Among the findings, 38% of patients with BRAFv600E mutations responded to the drug combination of the BRAF inhibitor Tafinlar (dabrafenib) and MEK inhibitor Mekinist (trametinib). In patients without colorectal cancer whose tumors had what’s called a mismatch repair deficiency, 36% responded to Opdivo, an immunotherapy drug that targets PD-1. That data helped earn the drug tumor-agnostic approval from the FDA. Just over 28% of those with AKT1 E17K mutations responded to the AKT kinase inhibitor capivasertib.

But not all gene mutations trump cancer type.

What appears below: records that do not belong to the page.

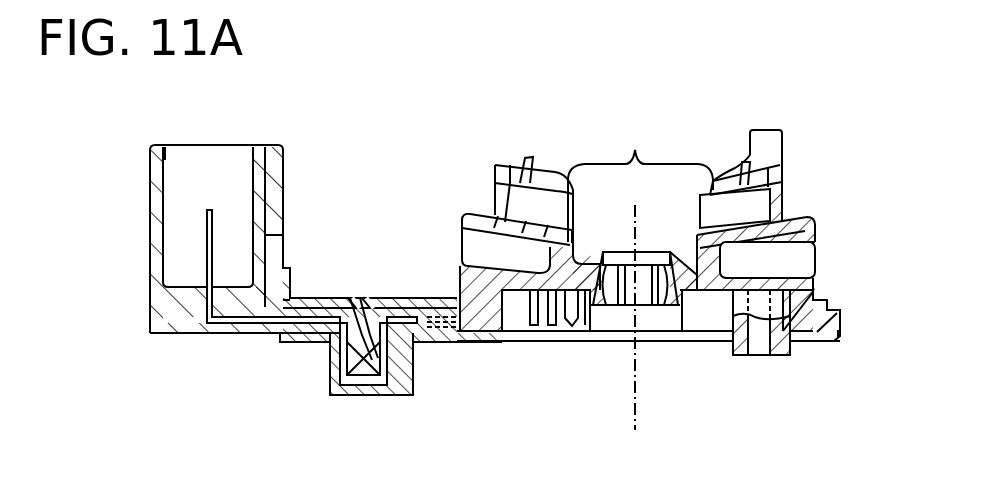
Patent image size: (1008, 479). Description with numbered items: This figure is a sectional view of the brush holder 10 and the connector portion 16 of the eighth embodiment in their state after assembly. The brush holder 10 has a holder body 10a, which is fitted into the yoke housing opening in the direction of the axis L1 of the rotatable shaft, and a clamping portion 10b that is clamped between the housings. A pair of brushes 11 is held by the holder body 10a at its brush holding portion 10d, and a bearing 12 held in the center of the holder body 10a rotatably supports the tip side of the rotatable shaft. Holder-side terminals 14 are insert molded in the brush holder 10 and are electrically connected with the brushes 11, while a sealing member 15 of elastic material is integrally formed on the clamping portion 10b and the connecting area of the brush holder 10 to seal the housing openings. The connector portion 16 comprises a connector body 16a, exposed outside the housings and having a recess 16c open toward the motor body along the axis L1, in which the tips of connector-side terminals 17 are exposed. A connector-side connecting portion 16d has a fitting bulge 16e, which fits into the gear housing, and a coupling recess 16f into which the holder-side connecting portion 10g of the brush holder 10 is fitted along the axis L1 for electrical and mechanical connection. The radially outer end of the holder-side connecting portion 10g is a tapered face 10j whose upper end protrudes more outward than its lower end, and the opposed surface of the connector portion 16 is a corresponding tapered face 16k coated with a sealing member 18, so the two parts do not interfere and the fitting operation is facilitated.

The brush holder 10 is at (784, 126).
The holder body 10a is at (812, 220).
The clamping portion 10b is at (828, 300).
The brush holding portion 10d is at (635, 150).
The holder-side connecting portion 10g is at (352, 388).
The tapered face 10j is at (358, 302).
The brushes 11 is at (522, 162).
The bearing 12 is at (617, 313).
The holder-side terminals 14 is at (388, 322).
The sealing member 15 is at (428, 298).
The connector portion 16 is at (287, 142).
The connector body 16a is at (150, 258).
The recess 16c is at (168, 152).
The connector-side connecting portion 16d is at (412, 377).
The fitting bulge 16e is at (390, 396).
The coupling recess 16f is at (398, 348).
The tapered face 16k is at (345, 338).
The connector-side terminals 17 is at (212, 210).
The sealing member 18 is at (316, 298).
The axis of the rotatable shaft L1 is at (645, 410).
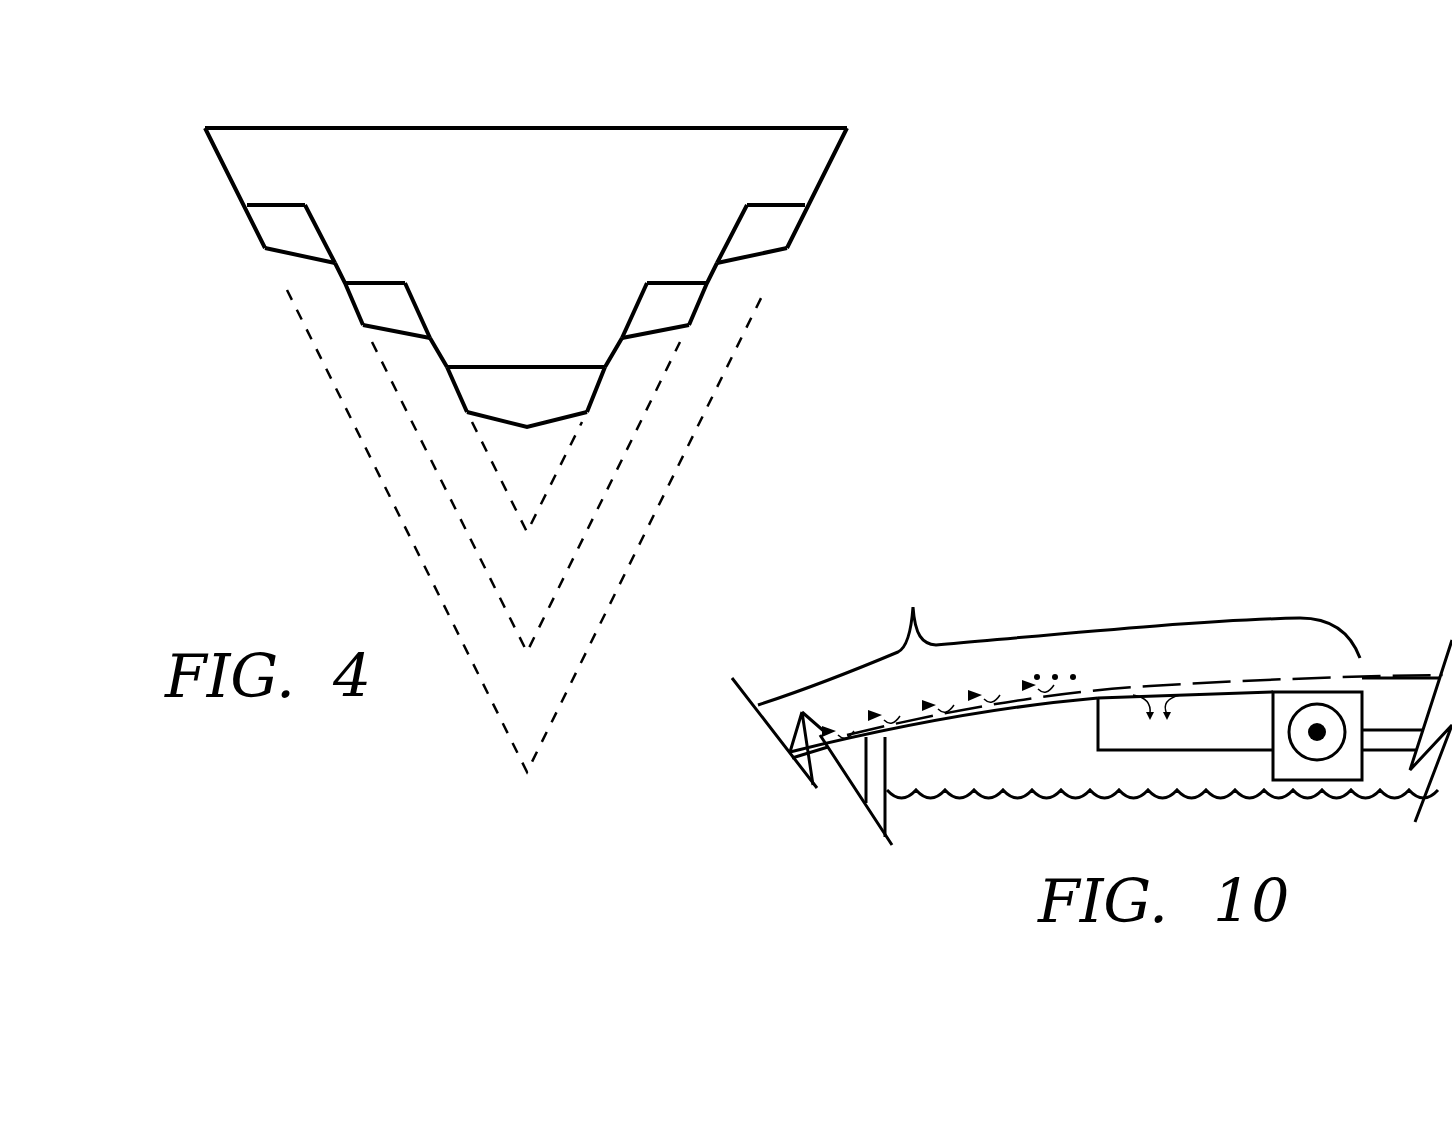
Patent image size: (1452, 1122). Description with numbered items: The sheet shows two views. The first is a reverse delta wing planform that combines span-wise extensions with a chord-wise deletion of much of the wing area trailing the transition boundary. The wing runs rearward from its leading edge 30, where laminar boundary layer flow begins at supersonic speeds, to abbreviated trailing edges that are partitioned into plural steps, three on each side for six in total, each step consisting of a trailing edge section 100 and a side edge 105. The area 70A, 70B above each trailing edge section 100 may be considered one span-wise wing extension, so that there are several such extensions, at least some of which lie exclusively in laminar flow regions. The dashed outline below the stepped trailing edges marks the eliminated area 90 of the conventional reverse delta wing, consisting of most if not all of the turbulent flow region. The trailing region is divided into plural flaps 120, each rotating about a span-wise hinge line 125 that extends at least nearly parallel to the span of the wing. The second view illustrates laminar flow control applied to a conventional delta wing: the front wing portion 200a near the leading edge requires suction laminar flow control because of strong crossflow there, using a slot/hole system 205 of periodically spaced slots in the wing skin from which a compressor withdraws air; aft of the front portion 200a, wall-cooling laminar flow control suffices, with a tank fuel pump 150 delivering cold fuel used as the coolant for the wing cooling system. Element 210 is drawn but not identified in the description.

In FIG. 4, the leading edge 30 is at (643, 128).
In FIG. 4, the span-wise wing extension area 70A is at (297, 168).
In FIG. 4, the span-wise wing extension area 70B is at (420, 253).
In FIG. 4, the eliminated area 90 is at (545, 577).
In FIG. 4, the trailing edge section 100 is at (731, 272).
In FIG. 4, the side edge 105 is at (250, 218).
In FIG. 4, the flap 120 is at (291, 230).
In FIG. 4, the hinge line 125 is at (356, 280).
In FIG. 10, the tank fuel pump 150 is at (1320, 725).
In FIG. 10, the front wing portion 200a is at (1059, 636).
In FIG. 10, the slot/hole system 205 is at (1092, 698).
In FIG. 10, the collection chamber 210 is at (1210, 717).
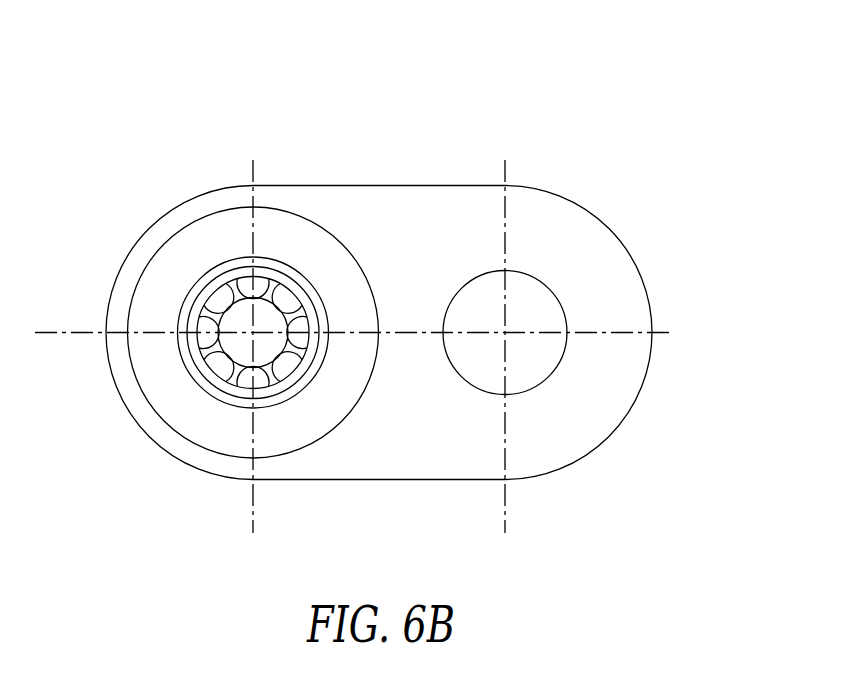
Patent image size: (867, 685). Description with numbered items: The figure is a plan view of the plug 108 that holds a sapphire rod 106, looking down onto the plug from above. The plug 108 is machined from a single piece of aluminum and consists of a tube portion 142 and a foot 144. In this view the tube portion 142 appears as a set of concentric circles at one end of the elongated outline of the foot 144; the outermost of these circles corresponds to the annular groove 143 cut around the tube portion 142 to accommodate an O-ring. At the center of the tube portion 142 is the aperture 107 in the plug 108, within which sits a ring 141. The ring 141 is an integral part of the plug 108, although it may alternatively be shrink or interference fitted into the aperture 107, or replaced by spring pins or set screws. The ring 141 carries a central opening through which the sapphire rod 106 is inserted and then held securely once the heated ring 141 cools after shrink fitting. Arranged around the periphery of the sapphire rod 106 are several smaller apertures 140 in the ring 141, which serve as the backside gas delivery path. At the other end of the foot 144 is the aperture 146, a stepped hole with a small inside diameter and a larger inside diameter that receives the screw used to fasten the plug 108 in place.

The sapphire rod 106 is at (267, 305).
The aperture 107 is at (278, 393).
The plug 108 is at (652, 120).
The smaller apertures 140 is at (246, 281).
The ring 141 is at (200, 350).
The tube portion 142 is at (360, 268).
The annular groove 143 is at (142, 303).
The foot 144 is at (612, 233).
The aperture 146 is at (540, 298).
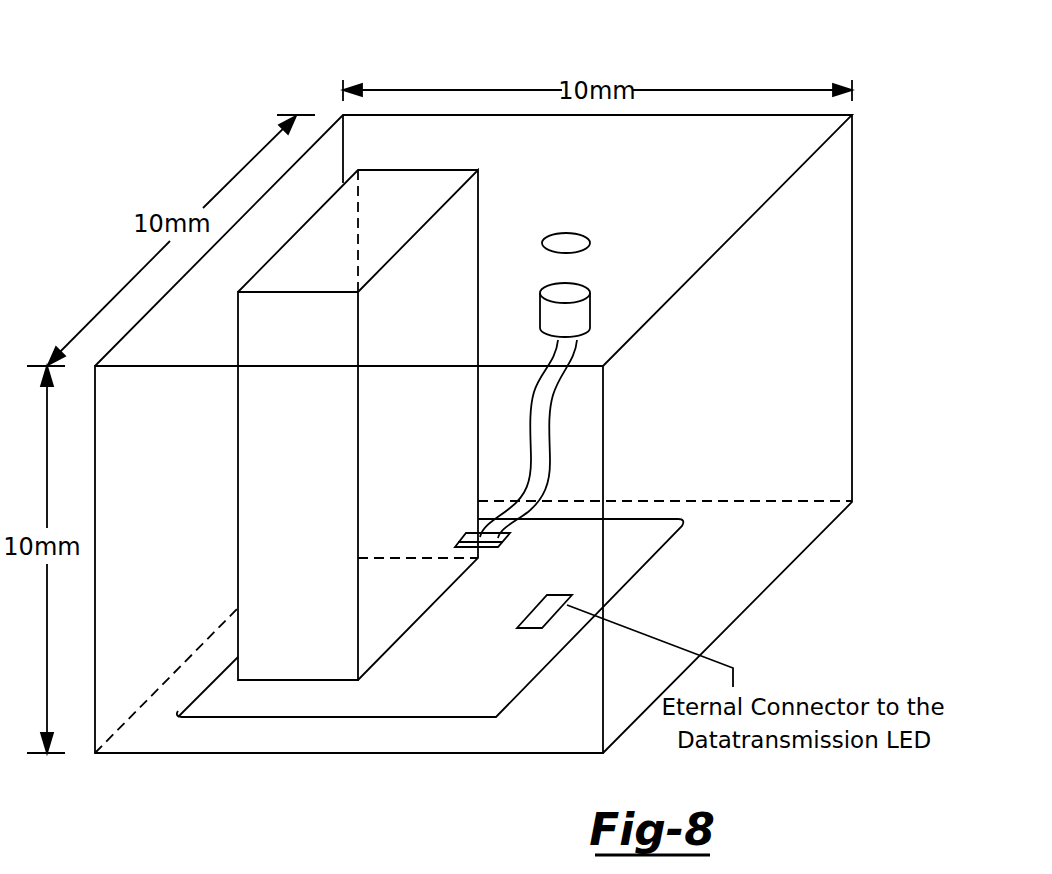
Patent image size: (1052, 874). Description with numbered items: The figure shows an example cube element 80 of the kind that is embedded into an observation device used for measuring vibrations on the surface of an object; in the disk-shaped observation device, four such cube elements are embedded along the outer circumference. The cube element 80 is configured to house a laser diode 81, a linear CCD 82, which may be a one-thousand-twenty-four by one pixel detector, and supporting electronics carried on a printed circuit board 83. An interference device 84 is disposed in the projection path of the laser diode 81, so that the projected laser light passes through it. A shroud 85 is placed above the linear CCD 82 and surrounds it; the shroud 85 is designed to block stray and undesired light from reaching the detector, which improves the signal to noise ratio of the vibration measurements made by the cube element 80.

The cube element 80 is at (817, 48).
The laser diode 81 is at (584, 315).
The linear CCD 82 is at (323, 682).
The printed circuit board 83 is at (462, 690).
The interference device 84 is at (565, 238).
The shroud 85 is at (238, 450).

Research indicates, for example, that colorectal cancers tend to be harder to attack with gene-targeted therapies, as they are sometimes better suited for other cancers such as melanoma but not for gastrointestinal cancer.

“In these cancers, if you inhibit one pathway, another pathway can sometimes compensate, leading to continued cancer growth despite inhibiting the specific gene alteration,” Schram says.

For that reason, researchers are testing drug combinations to target multiple pathways simultaneously and will continue to design both the trials that group cancers by site or tumor type and basket trials that group cancers by their genetic makeup.

Because not all tumors have a strong response to targeted drugs, the jury is still out on whether everyone with metastatic cancer of any type should get genetic analysis of their tumor. “There’s a lot of controversy,” Schram says, “about the cost-benefit ratio of doing genomic sequencing on every tumor.” Some say the tests are too expensive to justify in people who have cancers for which there are no proven-effective targeted drugs. But on the other hand, with the advent of basket trials as well as the continually dropping price of DNA sequencing, genetic analysis could open the door to experimental treatments for people who may believe they are out of options.